PEKANBARU, — Badan Pemeriksa Keuangan (BPK) RI Perwakilan Provinsi Riau menyerahkan Laporan Hasil Pemeriksaan (LHP) Kepatuhan atas Belanja Tahun Anggaran 2025 kepada Pemerintah Kabupaten Kampar, Jumat (13/2/2026). Dalam penyerahan tersebut, BPK menekankan pentingnya percepatan tindak lanjut atas setiap temuan guna memperkuat tata kelola anggaran daerah.
Penyerahan LHP berlangsung di Ruang Rapat Kepala Perwakilan Lantai 2, Gedung BPK Perwakilan Provinsi Riau, Pekanbaru. Laporan diserahkan langsung oleh Kepala BPK Perwakilan Provinsi Riau, Binsar Karyanto P., kepada Bupati Kampar Ahmad Yuzar.
Turut hadir dalam agenda tersebut Ketua DPRD Kabupaten Kampar Ahmad Taridi, Asisten III Syahrizal, Kepala Inspektorat Muhammad Irsyad, Kepala BPKAD Dendi Zulhairi, Pelaksana Tugas Sekretaris DPRD Ahmad Fais, Kepala Dinas Perumahan dan Kawasan Permukiman Rusdi Hanip, Pelaksana Tugas Kepala Dinas Pendidikan, Kepemudaan dan Olahraga Helmi, serta Direktur RSUD Bangkinang Imawan Hardiman.

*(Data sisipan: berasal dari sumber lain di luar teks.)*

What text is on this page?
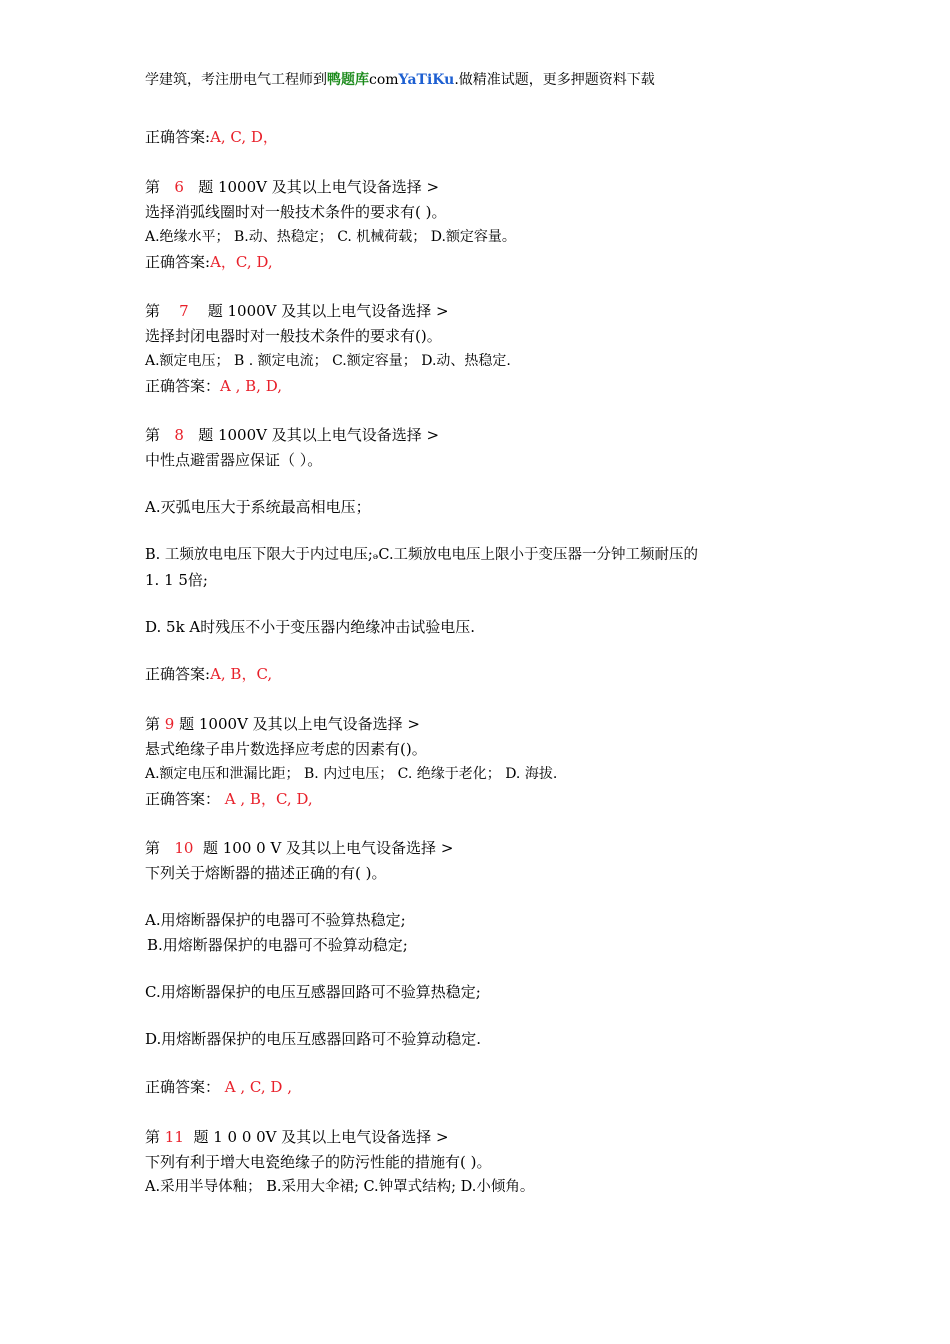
学建筑，考注册电气工程师到鸭题库comYaTiKu.做精准试题，更多押题资料下载
正确答案:A, C, D，
第 6 题 1000V 及其以上电气设备选择 >
选择消弧线圈时对一般技术条件的要求有( )。
A.绝缘水平； B.动、热稳定； C. 机械荷载； D.额定容量。
正确答案:A，C, D,
第 7 题 1000V 及其以上电气设备选择 >
选择封闭电器时对一般技术条件的要求有()。
A.额定电压； B . 额定电流； C.额定容量； D.动、热稳定.
正确答案：A , B, D,
第 8 题 1000V 及其以上电气设备选择 >
中性点避雷器应保证（ ）。
A.灭弧电压大于系统最高相电压；
B. 工频放电电压下限大于内过电压;ₔC.工频放电电压上限小于变压器一分钟工频耐压的
1. 1 5倍;
D. 5k A时残压不小于变压器内绝缘冲击试验电压.
正确答案:A, B，C,
第 9 题 1000V 及其以上电气设备选择 >
悬式绝缘子串片数选择应考虑的因素有()。
A.额定电压和泄漏比距； B. 内过电压； C. 绝缘于老化； D. 海拔.
正确答案： A , B，C, D,
第 10 题 100 0 V 及其以上电气设备选择 >
下列关于熔断器的描述正确的有( )。
A.用熔断器保护的电器可不验算热稳定;
B.用熔断器保护的电器可不验算动稳定;
C.用熔断器保护的电压互感器回路可不验算热稳定;
D.用熔断器保护的电压互感器回路可不验算动稳定.
正确答案： A , C, D ,
第 11 题 1 0 0 0V 及其以上电气设备选择 >
下列有利于增大电瓷绝缘子的防污性能的措施有( )。
A.采用半导体釉； B.采用大伞裙; C.钟罩式结构; D.小倾角。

Dalam arahannya, Binsar menegaskan bahwa pemeriksaan kepatuhan belanja bertujuan memastikan pengelolaan keuangan daerah berjalan sesuai ketentuan peraturan perundang-undangan, serta memenuhi prinsip transparansi dan akuntabilitas.
“Setiap rekomendasi yang diberikan harus segera ditindaklanjuti, baik dari sisi administrasi maupun kepatuhan belanja. Perbaikan tata kelola anggaran menjadi kunci agar belanja daerah semakin efektif dan efisien,” ujar Binsar.
Ia menambahkan, tindak lanjut yang tepat waktu akan berdampak pada peningkatan kualitas pengelolaan keuangan daerah serta meminimalkan potensi risiko penyimpangan di masa mendatang.
Bupati Kampar Ahmad Yuzar menyampaikan apresiasi atas selesainya audit kepatuhan belanja tersebut. Menurut dia, LHP menjadi instrumen evaluasi penting bagi pemerintah daerah dalam memperkuat sistem pengendalian internal dan tata kelola keuangan.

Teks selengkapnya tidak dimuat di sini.